Variables for brand designers
Mallory breaks down how brand designers can use variables to scale brand expression in Figma. Learn what variables are, how they differ from styles, and how they support real brand use cases — from multi-brand systems to scalable templates.
In the file: Building Modern Product Workflows in the Age of AI
Sherizan and Nayanika from Botim share an inside look at how their team designs, builds, and scales product experiences using Figma. In this “In the File” livestream, they share how they structure files, manage components and variables, and collaborate across design and engineering to ship consistently at scale.
Figma Make
New Make connectors
From design system documentation and PRDs to user research and feedback, Make can now pull in context from across your product ecosystem. Figma added new featured connectors for Amplitude, Box, Dovetail, Granola, Marvin, and zeroheight. You can also connect Make to any remote MCP server by setting up a custom connector.
Once you’ve installed and authorized a Make connector, just hit @ in your Make file and start typing the connector name to pull external context directly into your prototype.
FigJam
All emojis are available in the FigJam stamp wheel
I missed the announcement a couple of weeks ago, but the stamp wheel now includes all emojis, which you can use as emotes or as stamps.
FigBrew
Why demand for designers is on the rise
Andrew Hogan: “In the AI era, companies need designers more than ever.
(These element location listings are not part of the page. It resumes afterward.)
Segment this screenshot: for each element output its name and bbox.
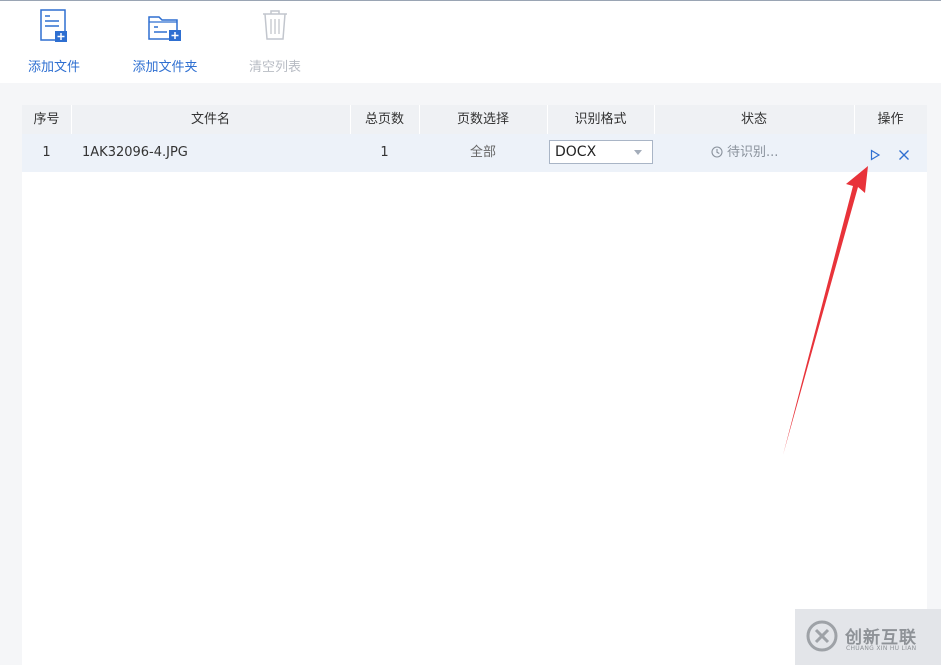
clear-list-label: 清空列表 (248, 60, 301, 75)
add-file-icon (40, 9, 68, 47)
column-header-status: 状态 (740, 112, 767, 127)
watermark: 创新互联 CHUANG XIN HU LIAN (795, 609, 941, 665)
close-icon[interactable] (898, 146, 910, 165)
watermark-logo-icon (805, 619, 839, 657)
clock-icon (711, 146, 723, 158)
add-folder-button[interactable]: 添加文件夹 (128, 1, 202, 83)
add-file-label: 添加文件 (27, 60, 80, 75)
column-header-total-pages: 总页数 (364, 112, 404, 127)
add-folder-label: 添加文件夹 (132, 60, 198, 75)
format-select-value: DOCX (555, 144, 597, 160)
column-header-page-selection: 页数选择 (456, 112, 509, 127)
column-header-filename: 文件名 (190, 112, 230, 127)
row-index: 1 (42, 145, 51, 160)
column-header-index: 序号 (33, 112, 60, 127)
row-filename: 1AK32096-4.JPG (82, 145, 188, 160)
trash-icon (262, 9, 288, 45)
row-page-selection[interactable]: 全部 (419, 134, 547, 172)
row-total-pages: 1 (380, 145, 389, 160)
clear-list-button[interactable]: 清空列表 (241, 1, 309, 83)
play-icon[interactable] (869, 146, 881, 165)
file-list-panel: 序号 文件名 总页数 页数选择 识别格式 状态 操作 1 1AK32096-4.… (22, 105, 927, 665)
toolbar: 添加文件 添加文件夹 清空列表 (0, 1, 941, 83)
column-header-actions: 操作 (877, 112, 904, 127)
table-header: 序号 文件名 总页数 页数选择 识别格式 状态 操作 (22, 105, 927, 134)
format-select[interactable]: DOCX (549, 140, 653, 164)
row-status: 待识别... (711, 134, 778, 172)
column-header-format: 识别格式 (574, 112, 627, 127)
add-folder-icon (147, 9, 183, 47)
row-status-text: 待识别... (727, 145, 779, 160)
table-row[interactable]: 1 1AK32096-4.JPG 1 全部 DOCX 待识别... (22, 134, 927, 172)
add-file-button[interactable]: 添加文件 (20, 1, 88, 83)
watermark-subtext: CHUANG XIN HU LIAN (846, 645, 917, 652)
chevron-down-icon (634, 150, 642, 155)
In fact, our latest study suggests that AI is actually driving renewed momentum in design hiring. We unpack why that is, what hiring managers are prioritizing, and which skills designers need to get ahead.”
To follow up, watch Understanding Today’s Design Job Market, where Andrew speaks with Daniel Wert, CEO of Wert & Co., about this study and what it reveals about the current moment in the market. Together, they unpack the rebound in design hiring, the surge in demand for senior ICs, and the state of junior hiring. Daniel shares what he’s seeing firsthand from running design leadership searches across industries — and where companies may be thinking too short-term.
Why Design, Strategy, and Technology Are Inseparable
“Andrew Hogan sits down with Garkay Wong, author of The Art of Design Strategy, to explore how designers can better articulate the value of their work in an era of rapid technological change. Drawing on her experience across service design, innovation strategy, and consulting, Wong explains why many traditional business frameworks fall short and how design can play a stronger role in strategic decision-making.”
Understanding The Next Era Of Strategy With Tamara Moellenberg
“Andrew Hogan speaks with Tamara Moellenberg, associate partner at ReD Associates, about a strategy framework that goes beyond optimization and user-centricity. Drawing on anthropology, ethnography, and the social sciences, Moellenberg introduces the idea of “worlds” as a third wave of strategy, focused on culture, communities, and shared systems of meaning.”
Cool Thing
Designing a Slider for Feeling
In the previous issue, I wrote about the interior and UI of Ferrari Luce. Raja Vijayaraman was inspired by a temperature knob and rebuilt it for a touch screen. Really nicely done.
Detail
Rene Wang: “I’ve always noticed the small things. These details aren’t accidents. They’re decisions. Careful, intentional decisions made by people who care deeply about craft. […] Detail is a collection of these moments. It’s a study resource. A place to learn why great design feels great, not just what it looks like.”